Qualitative evaluation of sensory perception
Subjects assigned qualitative descriptors to the elicited sensations using a questionnaire in which they could choose up to 16 descriptors for each stimulation mode (Table 2). The Continuous mode was described by all three subjects as an “electrical” sensation. This mode was also associated with the terms “pressure” (S1, S2), “buzzing” and “vibration” (S1, S3), “tingling” (S2), as well as “touch”, “needle prick”, “numbness” and “movement” (S1). The Discrete mode was described as “electrical” (S1, S2) and “pressure” (S2, S3), whereas terms like “tingling” (S2), “touch” and “tapping” (S3), and “needle prick” (S1) were each used once. The Hybrid mode was described as “electrical” and “buzzing” by all three subjects. Two times “pressure” (S2, S3) and “movement” (S1, S2) were used to further describe it, whereas “tingling” (S2), “vibration” (S3), “needle prick”, “tickling” and “itch” (S1) where each used once. Regarding the perceived intensity, interestingly the Continuous mode was rated as the most intense by all three subjects.
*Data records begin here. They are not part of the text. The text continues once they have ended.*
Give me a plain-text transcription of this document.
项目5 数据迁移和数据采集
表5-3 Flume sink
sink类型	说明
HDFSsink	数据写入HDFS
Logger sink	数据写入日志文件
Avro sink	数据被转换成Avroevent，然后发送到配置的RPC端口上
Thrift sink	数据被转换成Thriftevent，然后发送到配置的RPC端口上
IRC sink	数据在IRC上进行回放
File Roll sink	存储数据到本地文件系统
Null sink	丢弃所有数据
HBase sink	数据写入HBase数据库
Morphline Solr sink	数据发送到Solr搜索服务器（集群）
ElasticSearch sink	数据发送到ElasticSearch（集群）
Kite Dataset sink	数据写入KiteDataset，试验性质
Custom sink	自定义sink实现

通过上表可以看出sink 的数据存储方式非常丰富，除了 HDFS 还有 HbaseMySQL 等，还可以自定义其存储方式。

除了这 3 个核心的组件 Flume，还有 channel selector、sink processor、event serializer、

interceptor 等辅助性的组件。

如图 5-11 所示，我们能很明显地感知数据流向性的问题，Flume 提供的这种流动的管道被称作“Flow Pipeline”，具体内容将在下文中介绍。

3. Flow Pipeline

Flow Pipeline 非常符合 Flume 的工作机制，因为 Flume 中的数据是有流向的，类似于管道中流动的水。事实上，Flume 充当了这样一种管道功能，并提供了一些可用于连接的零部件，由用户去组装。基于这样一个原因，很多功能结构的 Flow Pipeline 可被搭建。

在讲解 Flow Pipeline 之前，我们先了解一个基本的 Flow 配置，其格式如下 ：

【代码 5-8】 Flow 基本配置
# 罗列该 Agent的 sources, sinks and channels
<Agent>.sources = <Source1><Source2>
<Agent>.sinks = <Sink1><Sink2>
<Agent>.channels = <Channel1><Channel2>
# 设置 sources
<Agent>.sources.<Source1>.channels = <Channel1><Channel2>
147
Hybrid was rated equally as intense as Discrete by two out of three subjects and more intense than Discrete by one subject.
Moreover, subjects rated the naturalness and the pleasantness of each sensory feedback mode on a freely chosen, continuous scale (Fig. 6). The subsequently normalized results of the subjective naturalness rating (on a scale of 0 to 10, with 10 being perfectly natural) were: 3.5±1.3 (mean ± standard deviation) for Continuous, 3.1±2.6 for Discrete, and 3.1±0.9 for Hybrid feedback. Regarding the pleasantness of the stimulation, the subjective ratings were (on a scale from 0 to 10, with 10 being extremely pleasant): 7.9±2.6 for Continuous, 7.2±1.6 for Discrete, and 7.2±1.6 for Hybrid.